Глава 22. Мадам Бутийе (январь 1610, Люсон – Шаррон)
После плотного завтрака трое друзей и Дебурне – из уважения к его преклонным летам – загрузились в карету. Новенький щегольской экипаж выглядел достаточно прочным, чтобы не окончить бесславно свою службу где-нибудь на ухабе между Люсоном и Пюираво, а пара вороных – упитанными, как бочки. Словом, выезд у Бутийе был выше всяких похвал.
На козлах Арман увидел Гийома – еще более раздавшегося вширь и не утратившего ни толики самодовольства, так и сочащегося из его косых глазок.
Завидев епископа, Гийом слетел с козел и с видимым удовольствием получил благословение, встав на колени и смачно приложившись к перстню. Арман украдкой подышал на аметист и вытер о сутану, досадуя, что приходится ехать в черной шерстяной. Убедить Дебурне, что в шелковой он не замерзнет насмерть, не смог бы и пророк Даниил. Расправив подол, Арман раскинулся в мягких подушках и вздохнул от удовольствия – они словно внутри ларца, где знатная дама хранит изюм вперемешку с сабзой и финиками. Зная Клода, Арман ничуть не сомневался, что в карете сыщется и то, и другое, и третье.
Запнувшись о порог, на сиденье рядом свалился Ларошпозье, а напротив устроились Клод и Дебурне, не выпускающий из рук укладку с бумагами хозяина – кое-что из писем и черновиков Арман решил взять с собой.
Дорога действительно подмерзла, и ехать было одно удовольствие – Арман отметил, что из окна кареты даже безумные люсонские ландшафты не оказывают обычного угнетающего воздействия.

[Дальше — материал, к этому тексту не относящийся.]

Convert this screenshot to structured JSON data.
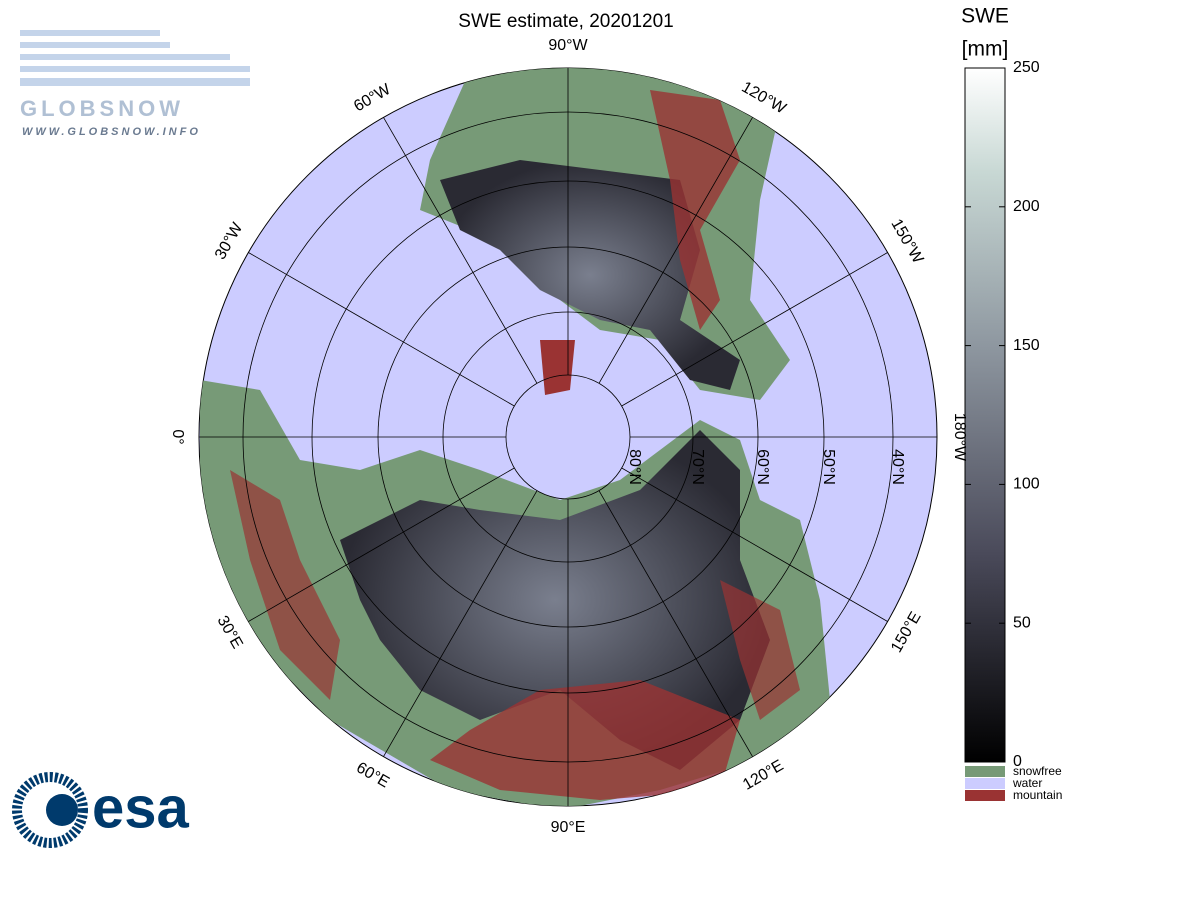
{
  "title": "SWE estimate, 20201201",
  "meridian_labels": [
    "90°W",
    "120°W",
    "150°W",
    "180°W",
    "150°E",
    "120°E",
    "90°E",
    "60°E",
    "30°E",
    "0°",
    "30°W",
    "60°W"
  ],
  "parallel_labels": [
    "80°N",
    "70°N",
    "60°N",
    "50°N",
    "40°N"
  ],
  "colorbar": {
    "title": "SWE",
    "unit": "[mm]",
    "lim": [
      0,
      250
    ],
    "ticks": [
      0,
      50,
      100,
      150,
      200,
      250
    ]
  },
  "legend": [
    {
      "label": "snowfree",
      "color": "#779a77"
    },
    {
      "label": "water",
      "color": "#ccccff"
    },
    {
      "label": "mountain",
      "color": "#9a3333"
    }
  ],
  "logos": {
    "globsnow": "GLOBSNOW",
    "globsnow_url": "WWW.GLOBSNOW.INFO",
    "esa": "esa"
  }
}
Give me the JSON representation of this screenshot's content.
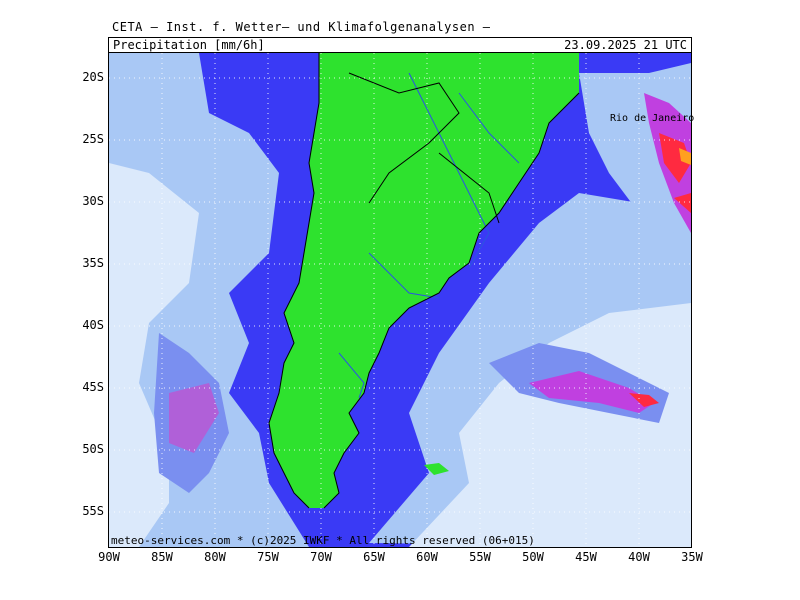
{
  "header": {
    "title": "CETA – Inst. f. Wetter– und Klimafolgenanalysen –",
    "variable": "Precipitation [mm/6h]",
    "valid_time": "23.09.2025 21 UTC"
  },
  "footer": {
    "credit": "meteo-services.com * (c)2025 IWKF * All rights reserved (06+015)"
  },
  "axes": {
    "lat_labels": [
      "20S",
      "25S",
      "30S",
      "35S",
      "40S",
      "45S",
      "50S",
      "55S"
    ],
    "lon_labels": [
      "90W",
      "85W",
      "80W",
      "75W",
      "70W",
      "65W",
      "60W",
      "55W",
      "50W",
      "45W",
      "40W",
      "35W"
    ]
  },
  "places": {
    "city": "Rio de Janeiro"
  },
  "colors": {
    "land": "#2ee22e",
    "dry_sea": "#3a3af5",
    "light_precip": "#dbe9fb",
    "med_precip": "#a9c8f5",
    "heavy_precip": "#7a8ff0",
    "very_heavy": "#c040e0",
    "extreme": "#ff2a40",
    "peak": "#ffa020",
    "grid": "#ffffff"
  }
}
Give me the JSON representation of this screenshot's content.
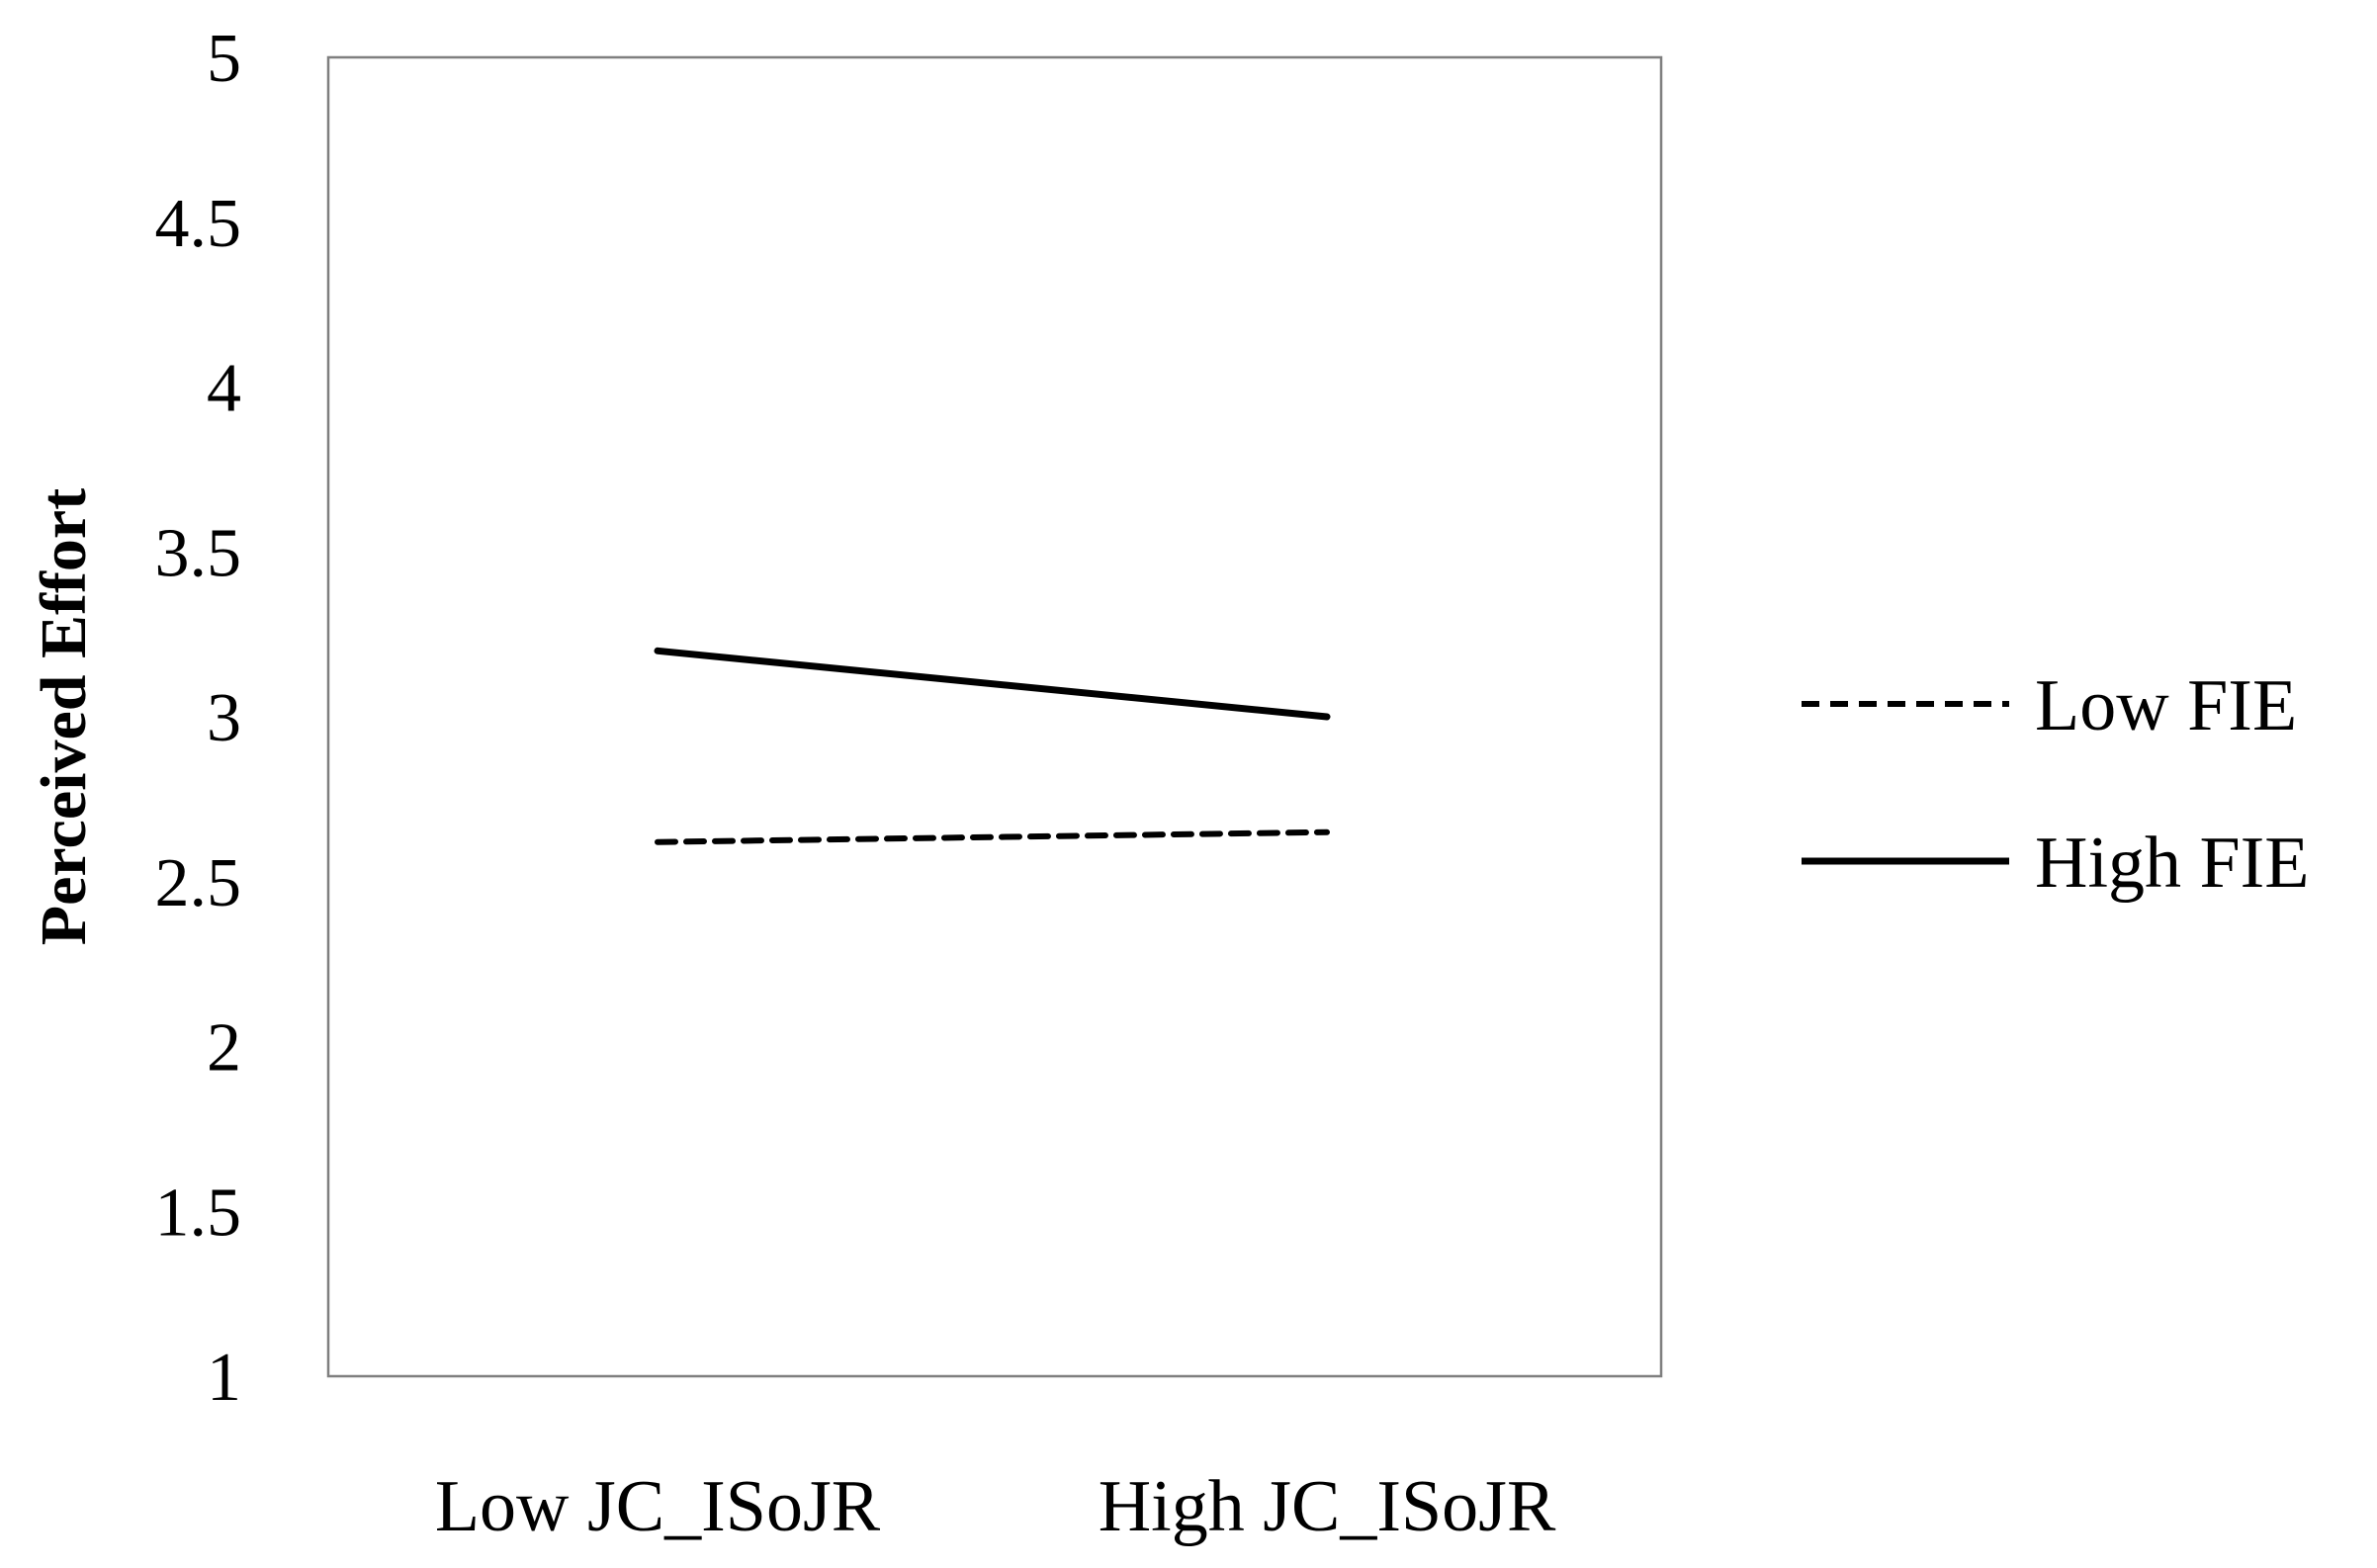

Равнина, расстилающаяся по обеим сторонам дороги, сейчас напоминала епископу волосатое стекло – бочажки покрылись льдом, в желто-серых островках камыша свистит ветер – трудно найти картину непригляднее.
– Интересно, замерзла ли Триезская топь? – спросил Арман, благословляя через окно кареты двух крестьянок с корзинами торфа за плечами.
– Куда там! – откликнулся Ларошпозье. – Таких морозов, к счастью, уже лет пять не было.
Дебурне перекрестился.
– И как тут люди живут… – пробормотал Клод, провожая глазами земляную хижину без окон, чью тростниковую крышу яростно чесал пронзительный северный ветер.
– Ужасно живут, – с негодованием сообщил епископ. – К причастию не ходят. Церковную десятину не платят, талью собрать – целое дело.
Ларошпозье кивал, соглашаясь:
– Платить не с чего – земля скудная, овес да рожь, неурожаи каждый второй год… Где дубравы есть, там хоть желудевой мукой народ спасается. Осенью ни одного желудя на земле не останется – все подчистую соберут. А на болоте… – он махнул рукой.